The more allowed the university to substantially grow its enrollment, thereby bringing in additional revenue. Today, nearly 80 percent of UCF’s students take an online or hybrid course, and nearly 40 percent of all credits are earned online. And students are performing better in online courses than in comparable onsite courses. UCF’s graduation rate now stands at 70 percent – a full ten points above the average for public four-year universities.
Students – especially working adults – appreciate the flexibility. Faculty are deeply involved in the design process to ensure consistency and quality, and some indicate that their work in online and hybrid programs has actually improved the creativity of their teaching. And the university achieved these gains at a fraction of the cost of pursuing a strictly “brick and mortar” approach – $20 million versus $400 million.
By this point you might be saying to yourself, “This all sounds great, but how does it relate to me? What can I do when I get back to campus?” I see three critical roles that business officers and CFOs can play in the unfolding conversation about sustainability:
Ask the tough questions. You already do this, and it is important to keep doing it, and to direct some of those questions at conventional wisdom, as Delaware State did. For example, pushing for more out-of-state and foreign students may be a viable revenue strategy in the short term, but what does it do to acquisition costs? Are there longer term implications? Does it jeopardize public funding?

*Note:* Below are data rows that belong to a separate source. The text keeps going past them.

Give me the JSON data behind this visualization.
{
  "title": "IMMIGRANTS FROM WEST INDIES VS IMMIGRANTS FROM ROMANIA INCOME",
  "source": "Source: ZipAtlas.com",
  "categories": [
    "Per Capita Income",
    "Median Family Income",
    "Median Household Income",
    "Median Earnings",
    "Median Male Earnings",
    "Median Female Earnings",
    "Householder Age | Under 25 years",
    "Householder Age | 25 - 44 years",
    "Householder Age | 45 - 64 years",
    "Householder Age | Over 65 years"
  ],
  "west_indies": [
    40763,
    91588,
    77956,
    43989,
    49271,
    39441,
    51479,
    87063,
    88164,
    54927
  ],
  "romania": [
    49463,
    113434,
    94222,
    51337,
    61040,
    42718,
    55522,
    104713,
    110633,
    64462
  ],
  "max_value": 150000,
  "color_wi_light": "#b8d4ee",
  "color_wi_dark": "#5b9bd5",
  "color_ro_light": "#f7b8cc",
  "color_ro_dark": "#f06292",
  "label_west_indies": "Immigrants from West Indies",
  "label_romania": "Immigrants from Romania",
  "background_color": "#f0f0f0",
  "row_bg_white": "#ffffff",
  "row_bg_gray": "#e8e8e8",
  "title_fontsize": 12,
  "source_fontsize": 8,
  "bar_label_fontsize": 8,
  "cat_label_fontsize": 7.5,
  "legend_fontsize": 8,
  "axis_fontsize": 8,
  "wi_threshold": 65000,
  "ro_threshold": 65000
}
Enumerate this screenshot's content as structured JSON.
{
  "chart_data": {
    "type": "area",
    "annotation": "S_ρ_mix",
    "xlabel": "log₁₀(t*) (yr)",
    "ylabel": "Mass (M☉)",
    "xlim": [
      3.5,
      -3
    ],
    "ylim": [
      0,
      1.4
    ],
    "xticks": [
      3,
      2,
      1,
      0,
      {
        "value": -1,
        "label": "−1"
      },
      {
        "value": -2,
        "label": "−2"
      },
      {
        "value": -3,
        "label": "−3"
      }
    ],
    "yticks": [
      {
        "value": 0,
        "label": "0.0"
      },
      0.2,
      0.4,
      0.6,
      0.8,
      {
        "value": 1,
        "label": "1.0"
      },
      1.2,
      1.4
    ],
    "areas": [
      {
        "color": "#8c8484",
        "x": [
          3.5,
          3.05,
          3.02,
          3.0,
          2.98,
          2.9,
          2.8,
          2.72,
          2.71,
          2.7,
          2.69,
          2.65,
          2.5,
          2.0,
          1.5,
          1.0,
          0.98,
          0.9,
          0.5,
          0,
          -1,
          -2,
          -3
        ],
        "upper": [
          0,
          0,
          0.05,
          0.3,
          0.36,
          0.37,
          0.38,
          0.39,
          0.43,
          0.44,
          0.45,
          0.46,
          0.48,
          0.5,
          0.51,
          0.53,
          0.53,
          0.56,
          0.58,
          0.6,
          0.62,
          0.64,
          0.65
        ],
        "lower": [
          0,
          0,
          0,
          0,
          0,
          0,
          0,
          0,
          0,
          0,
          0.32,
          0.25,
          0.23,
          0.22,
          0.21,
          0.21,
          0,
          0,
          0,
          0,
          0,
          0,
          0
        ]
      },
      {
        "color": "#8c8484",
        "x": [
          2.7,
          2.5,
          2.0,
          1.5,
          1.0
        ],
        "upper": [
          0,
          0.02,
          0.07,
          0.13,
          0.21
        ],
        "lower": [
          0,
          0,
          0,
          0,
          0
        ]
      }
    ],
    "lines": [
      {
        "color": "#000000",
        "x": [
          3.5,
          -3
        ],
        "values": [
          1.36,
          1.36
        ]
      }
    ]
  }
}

Interrogate the data. As Georgia State learned, there is often a story behind the story when it comes to student progress and success measures. It is really important to disaggregate key indicators by characteristics like race, income, and age to determine who is being affected by various policies and practices, and what that means for the bottom line. For all of the institutions I mentioned, digging into the data led to decisions that are having a positive impact on sustainability.
Look for opportunities to collaborate and leverage what already works. As I noted earlier, collaboration is not always an instinctive act in our enterprise. But colleges and universities are learning that it is possible to adapt models and practices from peers in ways that honor their distinctive missions while not reinventing the wheel.
I recently came across an example of this in an interview we did with Lou Anna Simon of Michigan State. She described how her student success team spent time on the ground at Georgia State to understand their approach to predictive analytics, with the goal not to copy it, but to adapt it to Michigan State’s infrastructure and culture. It’s a great discussion, and you can listen to it by visiting ToADegree.com.
The path to sustainable and inclusive excellence is not going to be an easy one, and it certainly will not be linear. But it absolutely runs through your offices. You are critical players in your institutions’ efforts to bridge the gap between expectations and reality, and your voices are essential to the future direction of the change conversation in higher education.
As an historian, I have seen that major social change is usually the product of a convergence of ideas, people, and time. We have the ideas. You are the people. And now is the time. So let’s get to work.